There are those who get tango, and those who will never get tango.  This isn’t to say that only Argentinians get tango, and all foreigners don’t get what tango is.  It makes a difference when one grew up on tango in Buenos Aires and learned the dance early in life.  It’s in their blood.

Taking classes with many teachers is no guarantee that one gets tango.  Some Argentine teachers don’t get tango, so how can they inspire others with the music, lyrics, and orquestas.  They teach choreography and call it tango.

I was enjoying the music from my table when a foreigner made an overt, almost horizontal pose to get my attention for the tanda.  My standard advice to foreign visitors is: refuse to dance with men who approach your table; the worst dancers prey upon newcomers.  I don’t usually accept an , but I did this time and didn’t expect much.

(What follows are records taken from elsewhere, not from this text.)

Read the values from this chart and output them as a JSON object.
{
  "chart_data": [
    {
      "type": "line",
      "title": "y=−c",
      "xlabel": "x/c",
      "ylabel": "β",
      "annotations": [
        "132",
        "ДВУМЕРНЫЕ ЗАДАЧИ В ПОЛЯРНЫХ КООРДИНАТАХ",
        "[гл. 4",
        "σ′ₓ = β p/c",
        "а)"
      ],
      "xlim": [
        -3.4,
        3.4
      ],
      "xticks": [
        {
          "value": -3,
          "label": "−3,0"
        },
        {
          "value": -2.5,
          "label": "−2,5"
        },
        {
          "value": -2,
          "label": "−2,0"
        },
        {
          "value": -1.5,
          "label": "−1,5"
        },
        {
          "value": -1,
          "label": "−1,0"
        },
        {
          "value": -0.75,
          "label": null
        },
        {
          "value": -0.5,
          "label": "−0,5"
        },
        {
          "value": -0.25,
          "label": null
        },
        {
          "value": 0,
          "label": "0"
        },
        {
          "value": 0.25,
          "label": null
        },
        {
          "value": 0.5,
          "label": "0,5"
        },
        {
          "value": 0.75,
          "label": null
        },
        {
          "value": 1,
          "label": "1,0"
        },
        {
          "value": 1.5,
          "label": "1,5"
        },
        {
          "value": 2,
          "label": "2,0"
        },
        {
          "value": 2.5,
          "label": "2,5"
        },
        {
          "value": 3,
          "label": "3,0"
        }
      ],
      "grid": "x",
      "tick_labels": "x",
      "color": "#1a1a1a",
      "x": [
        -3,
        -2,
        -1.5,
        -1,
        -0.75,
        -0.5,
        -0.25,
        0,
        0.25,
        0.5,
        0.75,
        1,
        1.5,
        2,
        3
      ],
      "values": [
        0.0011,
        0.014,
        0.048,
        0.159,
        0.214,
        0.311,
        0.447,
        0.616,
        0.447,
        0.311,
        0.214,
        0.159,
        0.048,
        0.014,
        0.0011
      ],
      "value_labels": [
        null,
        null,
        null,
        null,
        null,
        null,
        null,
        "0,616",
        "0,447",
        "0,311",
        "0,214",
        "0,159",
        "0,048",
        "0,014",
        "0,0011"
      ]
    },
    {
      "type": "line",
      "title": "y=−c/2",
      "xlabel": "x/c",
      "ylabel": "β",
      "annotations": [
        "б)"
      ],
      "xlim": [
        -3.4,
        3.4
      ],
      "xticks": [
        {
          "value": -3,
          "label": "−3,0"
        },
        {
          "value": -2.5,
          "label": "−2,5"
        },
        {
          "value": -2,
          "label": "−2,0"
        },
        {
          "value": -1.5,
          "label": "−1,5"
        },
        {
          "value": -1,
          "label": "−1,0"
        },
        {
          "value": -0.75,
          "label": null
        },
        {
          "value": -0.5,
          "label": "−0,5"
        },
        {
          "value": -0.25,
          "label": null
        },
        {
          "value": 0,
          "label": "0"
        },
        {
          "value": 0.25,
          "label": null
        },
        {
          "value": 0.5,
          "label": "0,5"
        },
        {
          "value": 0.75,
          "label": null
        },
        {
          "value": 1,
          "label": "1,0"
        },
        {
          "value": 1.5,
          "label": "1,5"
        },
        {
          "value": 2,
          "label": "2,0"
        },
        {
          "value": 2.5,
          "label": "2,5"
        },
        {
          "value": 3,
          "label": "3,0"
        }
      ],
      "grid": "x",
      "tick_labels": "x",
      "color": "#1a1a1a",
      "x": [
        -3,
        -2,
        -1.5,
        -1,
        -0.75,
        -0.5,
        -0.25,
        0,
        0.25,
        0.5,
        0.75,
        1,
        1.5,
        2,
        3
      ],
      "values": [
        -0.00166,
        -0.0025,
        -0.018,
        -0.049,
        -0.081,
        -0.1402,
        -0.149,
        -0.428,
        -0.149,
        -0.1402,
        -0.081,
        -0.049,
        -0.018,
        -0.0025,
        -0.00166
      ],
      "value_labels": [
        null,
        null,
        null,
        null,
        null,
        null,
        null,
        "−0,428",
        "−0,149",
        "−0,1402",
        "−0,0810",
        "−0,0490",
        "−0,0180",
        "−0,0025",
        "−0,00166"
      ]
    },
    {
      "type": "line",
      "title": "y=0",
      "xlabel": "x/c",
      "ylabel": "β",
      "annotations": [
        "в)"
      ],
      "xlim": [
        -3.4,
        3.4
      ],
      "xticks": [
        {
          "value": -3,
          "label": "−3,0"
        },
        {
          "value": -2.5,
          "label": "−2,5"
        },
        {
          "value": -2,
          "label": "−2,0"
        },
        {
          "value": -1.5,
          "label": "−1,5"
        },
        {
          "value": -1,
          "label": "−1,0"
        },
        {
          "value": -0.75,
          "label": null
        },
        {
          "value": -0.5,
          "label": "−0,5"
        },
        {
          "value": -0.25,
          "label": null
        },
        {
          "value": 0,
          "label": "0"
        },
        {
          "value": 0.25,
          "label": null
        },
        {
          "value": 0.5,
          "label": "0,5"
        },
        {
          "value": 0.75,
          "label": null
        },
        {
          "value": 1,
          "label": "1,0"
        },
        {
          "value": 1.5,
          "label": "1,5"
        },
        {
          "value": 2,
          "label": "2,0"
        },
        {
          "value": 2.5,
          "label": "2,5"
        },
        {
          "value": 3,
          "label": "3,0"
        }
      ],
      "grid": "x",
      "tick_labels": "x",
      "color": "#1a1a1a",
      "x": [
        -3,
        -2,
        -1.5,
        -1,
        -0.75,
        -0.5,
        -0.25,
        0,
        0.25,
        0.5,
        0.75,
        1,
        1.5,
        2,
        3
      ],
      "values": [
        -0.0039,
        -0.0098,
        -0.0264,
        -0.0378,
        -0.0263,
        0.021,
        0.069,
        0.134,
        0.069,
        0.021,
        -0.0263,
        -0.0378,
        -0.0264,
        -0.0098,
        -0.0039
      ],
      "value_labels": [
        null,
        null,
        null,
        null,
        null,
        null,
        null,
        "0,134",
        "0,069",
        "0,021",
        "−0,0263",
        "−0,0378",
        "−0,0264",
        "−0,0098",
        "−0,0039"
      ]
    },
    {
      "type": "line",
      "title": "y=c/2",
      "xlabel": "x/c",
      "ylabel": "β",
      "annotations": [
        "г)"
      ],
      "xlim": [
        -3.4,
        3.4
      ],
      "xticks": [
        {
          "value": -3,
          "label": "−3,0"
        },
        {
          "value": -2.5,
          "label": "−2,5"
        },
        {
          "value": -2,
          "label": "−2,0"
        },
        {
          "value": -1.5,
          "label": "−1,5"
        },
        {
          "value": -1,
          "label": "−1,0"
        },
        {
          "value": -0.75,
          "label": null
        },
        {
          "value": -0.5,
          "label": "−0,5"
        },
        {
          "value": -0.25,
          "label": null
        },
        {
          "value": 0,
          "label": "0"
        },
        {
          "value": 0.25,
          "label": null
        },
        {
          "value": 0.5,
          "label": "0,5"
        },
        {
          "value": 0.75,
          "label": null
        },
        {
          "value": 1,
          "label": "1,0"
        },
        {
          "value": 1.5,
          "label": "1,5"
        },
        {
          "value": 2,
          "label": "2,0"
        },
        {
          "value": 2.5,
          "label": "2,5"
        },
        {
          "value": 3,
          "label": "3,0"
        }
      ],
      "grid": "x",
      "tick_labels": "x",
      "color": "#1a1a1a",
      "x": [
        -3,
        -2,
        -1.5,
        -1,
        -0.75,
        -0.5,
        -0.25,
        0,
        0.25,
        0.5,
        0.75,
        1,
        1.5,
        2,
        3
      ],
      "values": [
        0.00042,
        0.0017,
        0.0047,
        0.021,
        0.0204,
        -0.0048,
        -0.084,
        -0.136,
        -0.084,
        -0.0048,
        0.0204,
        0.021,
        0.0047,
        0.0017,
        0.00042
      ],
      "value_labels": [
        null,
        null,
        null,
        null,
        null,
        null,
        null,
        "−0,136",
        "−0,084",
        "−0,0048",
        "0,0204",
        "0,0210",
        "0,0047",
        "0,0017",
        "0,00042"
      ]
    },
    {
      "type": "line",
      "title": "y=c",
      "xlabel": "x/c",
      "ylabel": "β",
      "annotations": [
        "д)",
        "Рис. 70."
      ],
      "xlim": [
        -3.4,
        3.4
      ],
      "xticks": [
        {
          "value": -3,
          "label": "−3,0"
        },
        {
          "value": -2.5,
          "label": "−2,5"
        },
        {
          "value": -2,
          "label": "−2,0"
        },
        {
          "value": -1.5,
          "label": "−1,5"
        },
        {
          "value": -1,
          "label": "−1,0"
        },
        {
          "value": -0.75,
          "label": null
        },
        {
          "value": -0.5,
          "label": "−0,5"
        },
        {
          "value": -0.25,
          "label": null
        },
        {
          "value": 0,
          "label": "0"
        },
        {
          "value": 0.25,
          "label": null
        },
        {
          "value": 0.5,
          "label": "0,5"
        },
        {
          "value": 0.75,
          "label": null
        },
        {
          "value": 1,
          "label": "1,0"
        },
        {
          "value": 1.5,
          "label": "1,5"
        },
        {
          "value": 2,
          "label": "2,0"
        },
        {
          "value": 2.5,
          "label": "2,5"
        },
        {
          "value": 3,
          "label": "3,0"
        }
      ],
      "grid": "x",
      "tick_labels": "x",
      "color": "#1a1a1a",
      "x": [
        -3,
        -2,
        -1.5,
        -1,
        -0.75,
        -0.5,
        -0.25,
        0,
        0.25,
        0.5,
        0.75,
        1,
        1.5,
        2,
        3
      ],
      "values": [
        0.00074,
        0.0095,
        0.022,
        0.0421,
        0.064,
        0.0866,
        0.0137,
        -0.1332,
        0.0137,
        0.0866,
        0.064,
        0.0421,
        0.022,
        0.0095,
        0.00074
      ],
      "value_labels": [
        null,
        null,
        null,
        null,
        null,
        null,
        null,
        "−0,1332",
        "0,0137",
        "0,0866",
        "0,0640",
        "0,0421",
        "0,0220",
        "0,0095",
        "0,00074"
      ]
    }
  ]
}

Things didn’t get off to a good start.  My hair was in his face and he brushed it away with his hand, commanding that I do something to relieve his discomfort.  I did, but that would have been the perfect excuse to avoid the tanda with him.   My cheek rested on his sweaty face and my arm on his wet shirt from perspiration.  I couldn’t have been more uncomfortable.

I knew after the first few steps on the floor that I was with a man who danced for himself, not for his partner.  He danced memorized sequences and didn’t hear the music.  There is nothing I hate more than a dancer with no connection to the music.  Another is expecting a partner to automatically follow when there is no lead.  He had no awareness of me, only his own dancing.

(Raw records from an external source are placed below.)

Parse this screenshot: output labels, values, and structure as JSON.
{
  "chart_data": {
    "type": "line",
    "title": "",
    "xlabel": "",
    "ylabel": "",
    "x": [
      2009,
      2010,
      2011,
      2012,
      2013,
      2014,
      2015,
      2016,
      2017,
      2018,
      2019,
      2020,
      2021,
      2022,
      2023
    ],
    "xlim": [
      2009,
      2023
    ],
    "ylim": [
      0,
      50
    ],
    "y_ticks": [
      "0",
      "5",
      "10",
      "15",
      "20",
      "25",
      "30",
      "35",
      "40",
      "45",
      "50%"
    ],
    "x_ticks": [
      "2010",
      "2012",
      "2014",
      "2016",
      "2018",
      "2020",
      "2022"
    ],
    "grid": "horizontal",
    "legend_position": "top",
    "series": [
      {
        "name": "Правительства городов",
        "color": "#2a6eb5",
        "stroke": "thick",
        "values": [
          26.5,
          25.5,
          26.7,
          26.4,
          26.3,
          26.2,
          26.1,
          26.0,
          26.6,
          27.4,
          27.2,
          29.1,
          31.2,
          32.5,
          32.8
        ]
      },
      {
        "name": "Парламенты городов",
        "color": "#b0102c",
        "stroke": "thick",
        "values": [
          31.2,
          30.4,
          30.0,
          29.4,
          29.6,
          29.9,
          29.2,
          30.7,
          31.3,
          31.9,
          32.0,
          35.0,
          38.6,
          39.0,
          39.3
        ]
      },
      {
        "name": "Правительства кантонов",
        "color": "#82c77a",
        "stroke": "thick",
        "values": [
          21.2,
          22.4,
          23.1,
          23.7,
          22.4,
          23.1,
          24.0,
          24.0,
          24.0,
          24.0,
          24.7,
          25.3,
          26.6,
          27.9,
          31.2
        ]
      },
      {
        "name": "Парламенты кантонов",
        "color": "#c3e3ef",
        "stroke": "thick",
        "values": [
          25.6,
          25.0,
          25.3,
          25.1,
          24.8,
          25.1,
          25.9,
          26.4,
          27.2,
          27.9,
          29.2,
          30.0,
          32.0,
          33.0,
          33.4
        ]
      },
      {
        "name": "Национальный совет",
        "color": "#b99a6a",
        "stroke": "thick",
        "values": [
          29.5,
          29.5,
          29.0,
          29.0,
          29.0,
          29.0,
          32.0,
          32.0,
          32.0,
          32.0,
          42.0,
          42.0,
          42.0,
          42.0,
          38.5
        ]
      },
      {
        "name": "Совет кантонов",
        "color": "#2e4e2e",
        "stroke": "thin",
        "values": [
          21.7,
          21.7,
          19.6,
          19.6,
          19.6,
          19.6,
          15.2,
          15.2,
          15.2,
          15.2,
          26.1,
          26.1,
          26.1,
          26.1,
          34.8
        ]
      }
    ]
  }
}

After the first dance, I asked him where he is from.  He told me, and then added he’s been living in Buenos Aires for six years.  That proves that people don’t get tango even while living here.

After the second dance, I asked him if he heard about the cabeceo for inviting someone to dance.  He said he couldn’t see very far.  I suggested wearing glasses,  but he said they don’t help him.  Later I saw him wearing glasses.  All the women were 20 feet away across the floor. If he didn’t use the cabeceo, he wasn’t going to dance.

This tangoman has a lot to learn.


6 Responses to “Tangoman”

  1. tangogeoff Says:


  2. Felicity Says:

    Oh my goodness. Did you last the tanda?!

  3. jantango Says:

    Yes, I did, and I survived. My time to make a quick get-away was the moment he complained about my hair. We were at the edge of the floor. I could have turned and walked away.

  4. Felicity Says:

    🙂 I had had a feeling it might have gone through your head at that point! I get quite a lot of stick from dancing so little. At least some people remark on it. It surprises me. Especially as I don’t think I make a habit – at least not a regular one! – of saying to women: God, why you do you accept so many?

  5. Lina Says:

    It is sad when years of dancing make no difference in the quality of your dance. And to dance tango yet not understand the background, culture and codigos. And not listen to the music. I would rather dance with a man who does very little, but does it to the music with me.. I have danced with many such men over the years. I call them showboats. They get one tanda.

  6. Felicity Says:

    ” I would rather dance with a man who does very little, but does it to the music with me”. Agreed. Or rather, a man who it might appear does very little.

    And all the women I like dancing with say similar things.

    I have to discovered I have say to guys I don’t know that I have a knee problem and can’t pivot well. So then mostly they ‘just’ walk. But I’ve had so many nice dances this way, including with men who haven’t the experience to know that less is more, that even if it weren’t true I think I would want to say it anyway.